If the Shoe Fits

My daughter recently turned three. This means my life is full of Disney Princesses. We have the dresses, we watch the movies, we listen to the songs in the car. I'm just praying she never finds out that Disney World is a real place. While the Princess hierachy is always in flux, Cinderella is usually in the top three.

Most of us are familiar with the Disney Cinderella story, but I'll rehash. A kind-hearted young woman is mistreated by her wicked step-mother and two horrible step-sisters. With the help of her Fairy Godmother, Cinderella dons a beautiful dress and rides in a pumpkin-turned-carriage to Prince Charming's ball where they fall in love. Before the prince can ask her name the clock strikes midnight, and Cinderalla runs away before her magical ball attire disappears. Providentially, Cinderalla loses one of her glass slippers. Prince Charming declares he will marry whomever the shoe fits. So the Grand Duke sets off across the kingdom, slipper in hand, to find Cinderella. The wicked step-mother breaks the slipper before Cinderalla can try it on and prove that she is the Prince's true love. Cinderella is seemingly prepared for this situation by presenting the other glass slipper, and they live happily ever after.

COME ON!!!

It's a fairytale, so we can excuse most of the flaws.

The inexscusable flaw is Prince Charming's plan. He's going to marry anyone that the shoe fits. I mean sure, it would be great as some form of early filtering criteria, but it can't be the deciding factor. The chances of finding Cinderella with this method are close to zero. How close to zero? Let's find out.

The Approach

First of all, we need to talk about the word "fits". Recently, I tried teaching the transitive property to my three-year-old with very little success. While playing hide-and-seek I explained that if Daddy could fit into a hiding spot, then by definition so could Mommy and so could my daughter. However, just because my daughter could fit into a spot, doesn't mean that Mommy, or therefore Daddy, could. Yea, it didn't really click for her...

Similarly, I recently learned that I've been wearing the wrong size shoes for over a decade. Perhaps I was trying to improve my perceived Blended Exclusivity Score, but I always bought 10.5 shoes when in reality I wear a 9 (I warned you I was dumb). The important thing is shoes that are 1.5 sizes too big still kinda fit. If I was buying shoes 1.5 sizes too small, I doubt I would've worn them for a decade.

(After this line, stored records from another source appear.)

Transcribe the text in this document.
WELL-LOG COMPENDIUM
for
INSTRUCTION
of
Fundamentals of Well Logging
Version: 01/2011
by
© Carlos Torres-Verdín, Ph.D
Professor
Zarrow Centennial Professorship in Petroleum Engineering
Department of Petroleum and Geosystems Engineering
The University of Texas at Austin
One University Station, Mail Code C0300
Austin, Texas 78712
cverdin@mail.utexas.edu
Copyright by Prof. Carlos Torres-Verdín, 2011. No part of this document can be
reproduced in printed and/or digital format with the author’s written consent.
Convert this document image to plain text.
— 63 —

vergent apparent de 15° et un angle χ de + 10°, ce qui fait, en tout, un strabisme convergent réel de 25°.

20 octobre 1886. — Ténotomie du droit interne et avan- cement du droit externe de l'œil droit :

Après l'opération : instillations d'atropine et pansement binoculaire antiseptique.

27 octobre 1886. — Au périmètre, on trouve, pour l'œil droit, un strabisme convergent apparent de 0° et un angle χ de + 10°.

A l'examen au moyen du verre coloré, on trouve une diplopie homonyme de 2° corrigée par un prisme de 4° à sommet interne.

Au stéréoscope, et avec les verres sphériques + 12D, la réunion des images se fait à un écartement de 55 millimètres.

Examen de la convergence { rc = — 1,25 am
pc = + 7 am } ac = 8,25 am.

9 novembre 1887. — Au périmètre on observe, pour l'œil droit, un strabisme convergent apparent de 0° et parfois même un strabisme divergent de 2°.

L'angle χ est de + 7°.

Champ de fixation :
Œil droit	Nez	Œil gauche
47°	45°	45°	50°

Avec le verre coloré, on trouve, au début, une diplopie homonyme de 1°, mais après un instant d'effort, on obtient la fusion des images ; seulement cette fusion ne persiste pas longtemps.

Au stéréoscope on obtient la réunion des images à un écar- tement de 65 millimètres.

The takeway from both of these examples is that "fit" is really a spectrum. Let's start thinking about the range of foot sizes that could be determined to fit in the glass slipper. Cinderella's foot is a perfect fit for the slippers. However, if someone's foot was just slightly bigger, they could likely still fit into the slipper (at least long enough to marry the Prince and escape to a life of luxury). Much bigger and you couldn't cram your monstorous stompers in them, even temporarily. Conversely, every foot smaller than Cinderella's would technically fit into the slipper, the same way I can fit into Shaq's shoes. At that point the Grand Duke must make a value judgement.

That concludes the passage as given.